Keputusan itu tertuang dalam berita acara pertemuan mengenai penyegelan tambak udang anggota IPPBS oleh Pemkab Pesibar di kantor Ombudsman RI Jakarta, Selasa (10/12).
Menurut Agusri, Kementerian Dalam Negeri juga akan melakukan investigasi terkait Perda No. 8/2017, alternatif penyelesaian penutupan tambak, dan menyampaikan hasilnya pada Ombudsman paling lama 14 hari kerja sejak pertemuan.
Ia pun berterima kasih atas perhatian dan respon yang begitu besar dari berbagai lembaga terhadap persoalan yang dihadapi petambak udang.
“Ini sebagai bentuk dukungan terhadap kebijakan Presiden RI Bapak Joko Widodo yang menargetkan peningkatan produksi dan ekspor udang nasional lima tahun ke depan dengan mempermudah investasi tambak udang,” jelasnya.
Ia meminta anggota IPPBS dan para pemangku kepentingan sektor perikanan di Lampung mendukung kebijakan Presiden dengan lebih sungguh-sungguh dalam budidaya udang. Termasuk, ketujuh tambak udang yang sebelumnya disegel untuk melanjutkan budidaya agar bisa berproduksi.
Agusri menambahkan, jumlah kolam di tujuh tambak sekitar 100 unit berukuran 3.000-an m2. Jika tiap kolam menghasilkan 14-15 ton/siklus dan setahun ada dua siklus, maka produksi udang sebanyak 2.800-3.000 ton/tahun atau 5% dari total produksi udang Lampung yang sekitar 56 ribu ton/tahun.

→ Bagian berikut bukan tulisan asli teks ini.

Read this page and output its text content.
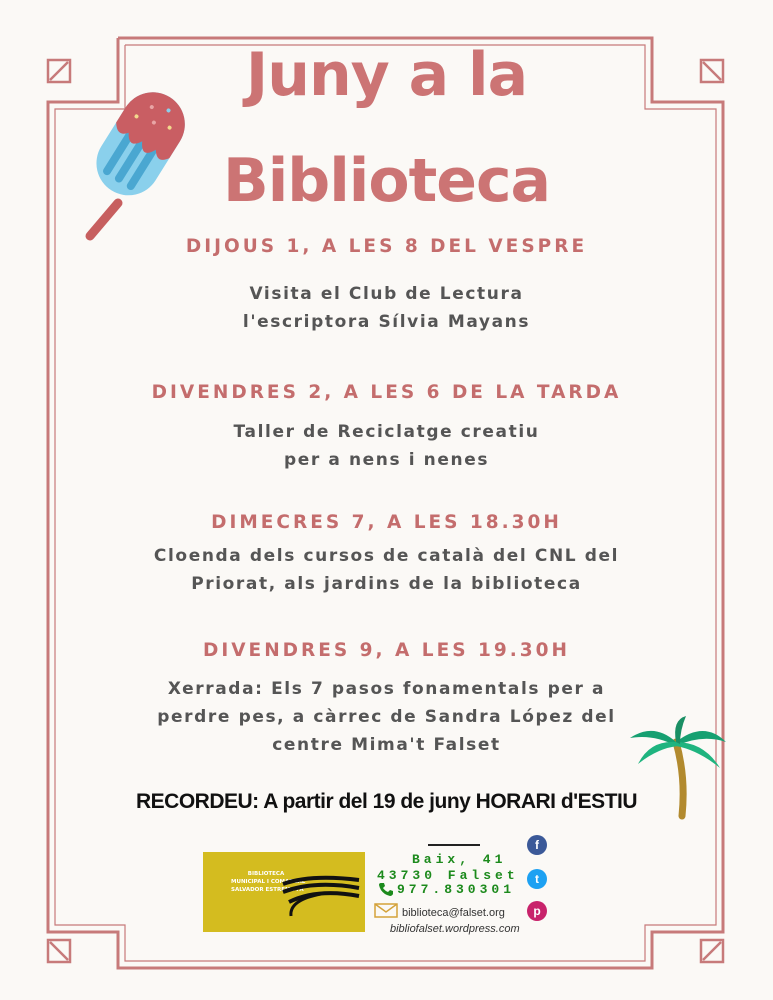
Juny a la
Biblioteca
DIJOUS 1, A LES 8 DEL VESPRE
Visita el Club de Lectura
l'escriptora Sílvia Mayans
DIVENDRES 2, A LES 6 DE LA TARDA
Taller de Reciclatge creatiu
per a nens i nenes
DIMECRES 7, A LES 18.30H
Cloenda dels cursos de català del CNL del
Priorat, als jardins de la biblioteca
DIVENDRES 9, A LES 19.30H
Xerrada: Els 7 pasos fonamentals per a
perdre pes, a càrrec de Sandra López del
centre Mima't Falset
RECORDEU: A partir del 19 de juny HORARI d'ESTIU
BIBLIOTECA
MUNICIPAL I COMARCAL
SALVADOR ESTREM I FA
Baix, 41
43730 Falset
977.830301
biblioteca@falset.org
bibliofalset.wordpress.com
f
t
p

Tenaga kerjanya mencapai 400 orang yang sebagian besar masyarakat setempat. Ada juga tenaga musiman pascapanen. Keberadaan tambak bahkan meningkatkan perekonomian masyarakat karena pekerja membeli kebutuhan hidup sehari-hari dari warung masyarakat sekitar.
Menegakkan Aturan
Kepala Dinas Penanaman Modal dan Pelayanan Terpadu Satu Pintu Kab. Pesibar, Jhon Edwar menyatakan, penyegelan tambak udang semata-mata menegakkan Perda No. 8/2017.
Pemkab sudah memberikan ruang dan waktu pada petambak untuk mengurus dan melengkapi izin hingga batas waktu yang diberikan, 29 November 2019.
“Kami sudah memberikan surat peringatan tanggal 11 November 2019 tetapi mereka masih menebar benur. Berarti, tidak menghargai kami. Mestinya dihargai dulu kalaupun ada pembicaraan lanjutan. Kami hanya menegakkan perda,” ulasnya saat dikonfirmasi.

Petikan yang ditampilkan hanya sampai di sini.